Multiparentalidade – Tema 622 – Prevalência da paternidade socioafetiva em detrimento da paternidade biológica.
Por Francisco DSousa, OAB-DF 62.346, Pós Graduado em Direito de Família e Sucessões, Direito do Consumidor, Direito Previdenciário e Direito Penal
A jurisprudência tem se inclinado no sentido de que a paternidade não pode ser vista, apenas sob o enfoque biológico, sendo relevante, também, o aspecto socioafetivo da relação tida entre pais e filhos.
A multiparentalidade foi tese de repercussão geral no Supremo Tribunal Federal, RE 898060, tendo como relator o Eminente Ministro Luiz Fux, que fixou a seguinte tese: "a paternidade socioafetiva, declarada ou não em registro público, não impede o reconhecimento do vínculo de filiação concomitante baseado na origem biológica, com os efeitos jurídicos próprios."
Na avaliação da Suprema Corte, a possibilidade de cumulação da paternidade socioafetiva com a biológica contempla especialmente o princípio constitucional da igualdade dos filhos (art. 227, § 6º, da CF). Isso porque conferir "status" diferenciado entre o genitor biológico e o socioafetivo é, por consequência, conceber um tratamento desigual entre os filhos.
Embora alguns Tribunais venham decidindo pelo reconhecimento da multiparentalidade, tem afastado os efeitos jurídicos àqueles conhecidos como “filho socioafetivo”, o que lhe afastaria, inclusive, de direitos sucessórios.

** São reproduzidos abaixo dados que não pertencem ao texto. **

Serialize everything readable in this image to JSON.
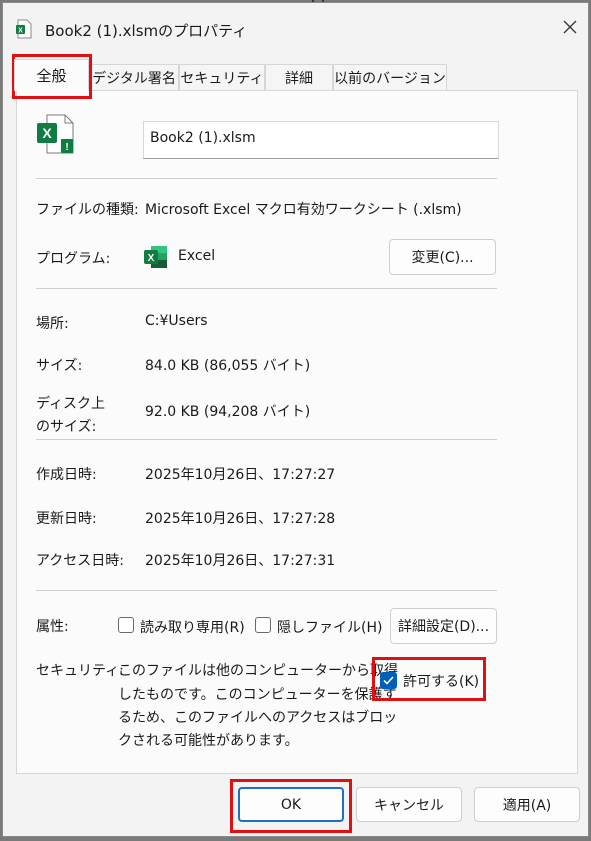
{
  "window": {
    "title": "Book2 (1).xlsmのプロパティ"
  },
  "tabs": [
    {
      "label": "全般"
    },
    {
      "label": "デジタル署名"
    },
    {
      "label": "セキュリティ"
    },
    {
      "label": "詳細"
    },
    {
      "label": "以前のバージョン"
    }
  ],
  "general": {
    "file_name": "Book2 (1).xlsm",
    "file_type_label": "ファイルの種類:",
    "file_type_value": "Microsoft Excel マクロ有効ワークシート (.xlsm)",
    "program_label": "プログラム:",
    "program_value": "Excel",
    "change_button": "変更(C)...",
    "location_label": "場所:",
    "location_value": "C:¥Users",
    "size_label": "サイズ:",
    "size_value": "84.0 KB (86,055 バイト)",
    "disk_size_label_1": "ディスク上",
    "disk_size_label_2": "のサイズ:",
    "disk_size_value": "92.0 KB (94,208 バイト)",
    "created_label": "作成日時:",
    "created_value": "2025年10月26日、17:27:27",
    "modified_label": "更新日時:",
    "modified_value": "2025年10月26日、17:27:28",
    "accessed_label": "アクセス日時:",
    "accessed_value": "2025年10月26日、17:27:31",
    "attributes_label": "属性:",
    "readonly_label": "読み取り専用(R)",
    "readonly_checked": false,
    "hidden_label": "隠しファイル(H)",
    "hidden_checked": false,
    "advanced_button": "詳細設定(D)...",
    "security_label": "セキュリティ:",
    "security_text_1": "このファイルは他のコンピューターから取得",
    "security_text_2": "したものです。このコンピューターを保護す",
    "security_text_3": "るため、このファイルへのアクセスはブロッ",
    "security_text_4": "クされる可能性があります。",
    "unblock_label": "許可する(K)",
    "unblock_checked": true
  },
  "footer": {
    "ok": "OK",
    "cancel": "キャンセル",
    "apply": "適用(A)"
  },
  "colors": {
    "excel_green": "#107c41",
    "accent_blue": "#005fb8",
    "highlight_red": "#e01010"
  }
}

Tal discussão chegou ao Superior Tribunal de Justiça que, não só garantiu o reconhecimento da multiparentalidade, como também decidiu que o filho socioafetivo deve ter equivalência de tratamento quão aos efeitos jurídicos entre as paternidades biológica e socioafetiva. Pois, se não se der esse tratamento, havia nítida violação ao disposto no art. 1.596 CC/2002:“(Os filhos, havidos ou não da relação de casamento, ou por adoção, terão os mesmos direitos e qualificações, proibidas quaisquer designações discriminatórias relativas à filiação)”, e ao art. 20 da Lei n. 8.069/1990 (ECA) (vide art.1.596, CC):
RECURSO ESPECIAL. DIREITO CIVIL. AÇÃO DECLARATÓRIA DE PATERNIDADE SOCIOAFETIVA. RECONHECIMENTO DA MULTIPARENTALIDADE. TRATAMENTO JURÍDICO DIFERENCIADO. PAI BIOLÓGICO. PAI SOCIOAFETIVO. IMPOSSIBILIDADE. RECURSO PROVIDO. 1. O Supremo Tribunal Federal, ao reconhecer, em sede de repercussão geral, a possibilidade da multiparentalidade, fixou a seguinte tese: "a paternidade socioafetiva, declarada ou não em registro público, não impede o reconhecimento do vínculo de filiação concomitante baseado na origem biológica, com os efeitos jurídicos próprios" (RE 898060, Relator: LUIZ FUX, Tribunal Pleno, julgado em 21/09/2016, PROCESSO ELETRÔNICO REPERCUSSÃO GERAL - MÉRITO DJe-187 DIVULG 23-08-2017 PUBLIC 24-08-2017). 2. A possibilidade de cumulação da paternidade socioafetiva com a biológica contempla especialmente o princípio constitucional da igualdade dos filhos (art. 227, § 6º, da CF). Isso porque conferir "status" diferenciado entre o genitor biológico e o socioafetivo é, por consequência, conceber um tratamento desigual entre os filhos. 3. No caso dos autos, a instância de origem, apesar de reconhecer a multiparentalidade, em razão da ligação afetiva entre enteada e padrasto, determinou que, na certidão de nascimento, constasse o termo "pai socioafetivo", e afastou a possibilidade de efeitos patrimoniais e sucessórios. 3.1. Ao assim decidir, a Corte estadual conferiu à recorrente uma posição filial inferior em relação aos demais descendentes do "genitor socioafetivo", violando o disposto nos arts. 1.596 do CC/2002 e 20 da Lei n. 8.069/1990. 4. Recurso especial provido para reconhecer a equivalência de tratamento e dos efeitos jurídicos entre as paternidades biológica e socioafetiva na hipótese de multiparentalidade. (STJ - REsp: 1487596 MG 2014/0263479-6, Relator: Ministro ANTONIO CARLOS FERREIRA, Data de Julgamento: 28/09/2021, T4 - QUARTA TURMA, Data de Publicação: DJe 01/10/2021 RMDCPC vol. 104 p. 169 RSTJ vol. 263 p. 629)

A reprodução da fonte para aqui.